At the time, the Labor Party they led was still in opposition. Mr Rudd, according to Ms Gillard, was “always very anxious to strut his stuff at Question Time”. After the meeting, he “very physically stepped into my space, and it was quite a bullying encounter… It was a menacing, angry performance.”

“Utterly, utterly false” is Mr Rudd’s response to the claim. On the contrary, he tells journalist Sarah Ferguson, who made the three-part series for ABC TV, there were “never” any sharp words between him and Ms Gillard – not even on the night she walked into his Canberra office and told him she planned to take his job.

Party powerbrokers had decided that Mr Rudd, elected in 2007, could not win the election that was due later in 2010. He never forgave Ms Gillard, and his supporters waged a destabilisation campaign that culminated in him staging a counter-coup in 2013. Labor lost the subsequent election to Tony Abbott’s conservative coalition.

In the first episode of the series, to be broadcast next Tuesday, Ms Gillard claims she had no choice but to oust her boss, citing the “decision-making chaos” that many have said characterised Mr Rudd’s government. She also calls him psychologically “frail”, with a perpetual need to be at the centre of attention. Mr Rudd, for his part, recalls that night of the long knives in 2010, apparently more in sorrow than in anger.

“I didn’t believe that she would do that until that point,” he explains. “I said to her repeatedly: ‘But Julia, you’re a good person. Why are you doing this?’”

Did her coup against him hurt?
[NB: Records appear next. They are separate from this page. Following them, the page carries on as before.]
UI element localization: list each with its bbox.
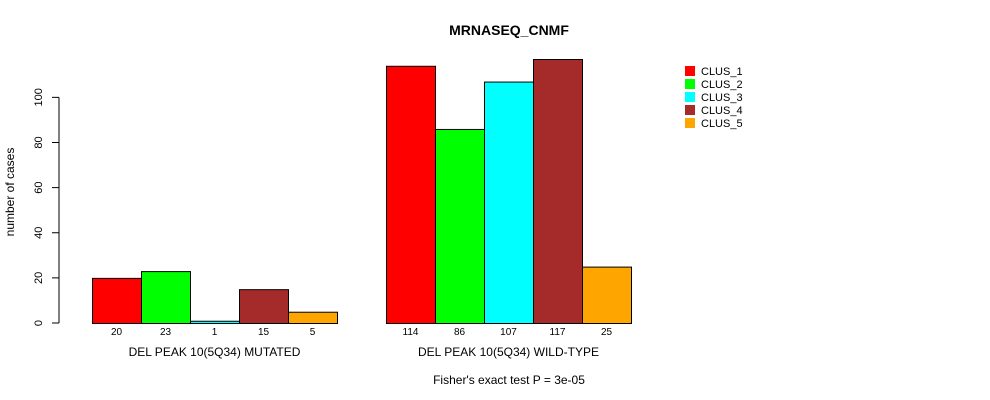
bar-count-label: 107 <box>500 327 517 338</box>
bar-clus-2-group-1 <box>141 271 191 325</box>
y-tick-label: 60 <box>33 181 45 193</box>
y-axis: 0 20 40 60 80 100 <box>33 88 60 326</box>
legend-entry: CLUS_5 <box>701 118 743 130</box>
group-label: DEL PEAK 10(5Q34) WILD-TYPE <box>418 345 599 359</box>
legend-swatch <box>685 105 695 115</box>
bar-clus-4-group-2 <box>533 59 583 324</box>
bar-clus-2-group-2 <box>435 128 485 324</box>
y-axis-label: number of cases <box>3 148 17 237</box>
group-labels: DEL PEAK 10(5Q34) MUTATED DEL PEAK 10(5Q3… <box>129 345 599 359</box>
legend-entry: CLUS_2 <box>701 79 743 91</box>
legend-swatch <box>685 118 695 128</box>
legend-entry: CLUS_1 <box>701 66 743 78</box>
bar-clus-1-group-1 <box>92 277 142 324</box>
group-label: DEL PEAK 10(5Q34) MUTATED <box>129 345 301 359</box>
bar-clus-3-group-2 <box>484 81 534 324</box>
bar-clus-3-group-1 <box>190 320 240 325</box>
bar-count-label: 15 <box>258 327 270 338</box>
bar-clus-5-group-1 <box>288 311 338 325</box>
bar-count-label: 117 <box>550 327 566 338</box>
bar-clus-1-group-2 <box>386 65 436 325</box>
legend-swatch <box>685 79 695 89</box>
bar-count-label: 5 <box>310 327 316 338</box>
chart-title: MRNASEQ_CNMF <box>449 22 569 38</box>
y-tick-label: 0 <box>33 320 45 326</box>
legend-swatch <box>685 66 695 76</box>
y-tick-label: 100 <box>33 88 45 106</box>
legend-swatch <box>685 92 695 102</box>
y-tick-label: 20 <box>33 272 45 284</box>
legend-entry: CLUS_3 <box>701 92 743 104</box>
bar-clus-5-group-2 <box>582 266 632 325</box>
bar-clus-4-group-1 <box>239 289 289 324</box>
y-tick-label: 40 <box>33 227 45 239</box>
bar-count-label: 114 <box>403 327 419 338</box>
bar-count-label: 1 <box>212 327 218 338</box>
bar-count-label: 20 <box>111 327 123 338</box>
bar-count-label: 25 <box>601 327 613 338</box>
legend-entry: CLUS_4 <box>701 105 743 117</box>
bars <box>92 59 632 325</box>
count-labels: 20 23 1 15 5 114 86 107 117 25 <box>111 327 613 338</box>
fisher-test-footnote: Fisher's exact test P = 3e-05 <box>433 373 585 387</box>
y-tick-label: 80 <box>33 136 45 148</box>
bar-count-label: 23 <box>160 327 172 338</box>
bar-count-label: 86 <box>454 327 466 338</box>
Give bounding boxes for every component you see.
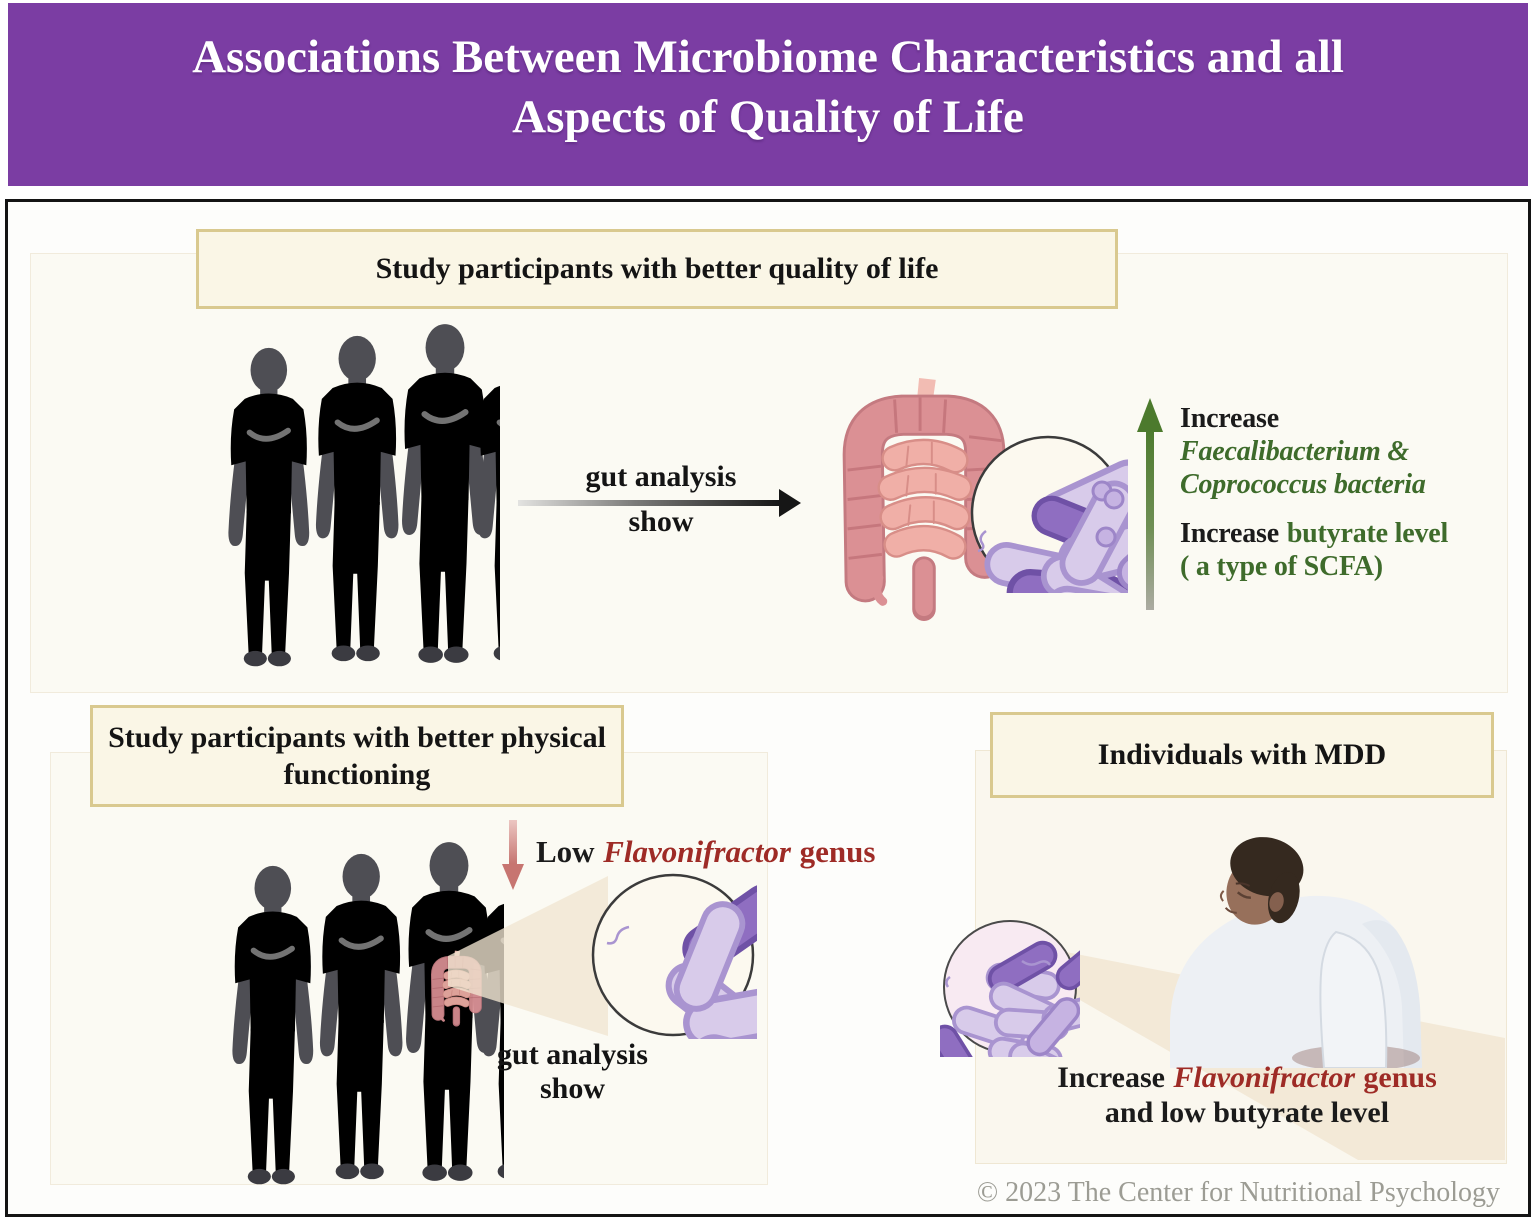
magnifier-beam-physical	[448, 876, 608, 1036]
mdd-finding-line2: and low butyrate level	[1104, 1096, 1390, 1129]
bacteria-magnifier-mdd-icon	[940, 920, 1080, 1057]
gut-analysis2-label-top: gut analysis	[497, 1038, 648, 1071]
mdd-finding-suffix: genus	[1363, 1061, 1437, 1094]
depressed-person-head	[1219, 837, 1304, 925]
title-banner: Associations Between Microbiome Characte…	[8, 3, 1528, 186]
up-arrow-icon	[1137, 398, 1163, 610]
finding-butyrate-note: ( a type of SCFA)	[1180, 551, 1383, 582]
finding-bacteria-line1: Faecalibacterium &	[1180, 436, 1409, 467]
mdd-finding-prefix: Increase	[1057, 1061, 1165, 1094]
finding-butyrate-line: Increase butyrate level	[1180, 517, 1510, 550]
heading-physical-functioning: Study participants with better physical …	[90, 705, 624, 807]
heading-mdd-label: Individuals with MDD	[1097, 738, 1387, 772]
annotation-low-label: Low	[536, 834, 595, 869]
mdd-finding: Increase Flavonifractor genus and low buty…	[1008, 1060, 1486, 1130]
annotation-genus-suffix: genus	[799, 834, 876, 869]
gut-analysis-arrowhead-icon	[779, 489, 801, 517]
page-title: Associations Between Microbiome Characte…	[192, 31, 1344, 144]
low-flavonifractor-annotation: Low Flavonifractor genus	[536, 834, 875, 870]
heading-quality-of-life-label: Study participants with better quality o…	[375, 252, 939, 286]
finding-butyrate-highlight: butyrate level	[1286, 518, 1449, 549]
copyright-text: © 2023 The Center for Nutritional Psycho…	[976, 1177, 1500, 1208]
mdd-finding-italic: Flavonifractor	[1173, 1061, 1356, 1094]
down-arrow-icon	[502, 820, 524, 890]
finding-butyrate-prefix: Increase	[1180, 518, 1279, 549]
annotation-genus-italic: Flavonifractor	[603, 834, 791, 869]
gut-analysis-label-bottom: show	[628, 505, 694, 538]
bacteria-magnifier-physical-icon	[591, 873, 757, 1039]
gut-analysis-label-top: gut analysis	[585, 460, 737, 493]
finding-increase-label: Increase	[1180, 403, 1279, 434]
people-group-qol-icon	[60, 320, 500, 668]
heading-physical-functioning-label: Study participants with better physical …	[108, 720, 606, 792]
heading-mdd: Individuals with MDD	[990, 712, 1494, 798]
gut-analysis2-label-bottom: show	[539, 1072, 606, 1105]
heading-quality-of-life: Study participants with better quality o…	[196, 229, 1118, 309]
depressed-person-icon	[1170, 837, 1422, 1068]
people-group-physical-icon	[64, 838, 504, 1186]
bacteria-magnifier-qol-icon	[970, 435, 1128, 593]
finding-bacteria-line2: Coprococcus bacteria	[1180, 469, 1426, 500]
mdd-finding-line1: Increase Flavonifractor genus	[1008, 1060, 1486, 1095]
qol-findings: Increase Faecalibacterium & Coprococcus …	[1180, 402, 1510, 583]
gut-analysis-arrow	[518, 500, 780, 506]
You bet. “I’m a human being,” replies Mr Rudd. “I sleep, I dream and, as a result, a lot of these things come back in more vivid ways than either of us would like.”

The most painful memory, he adds, is of “the active sense of betrayal. Betrayal by people who were very close to you. Betrayal by people you thought you could trust.”

The documentary underlines the desire of both former leaders to protect their respective legacy and enshrine their own version of history. Their main legacy, though, is the precedent they jointly set of unseating a serving prime minister – one that has already seen Mr Abbott face an attempt by his own party to replace him, albeit unsuccessful.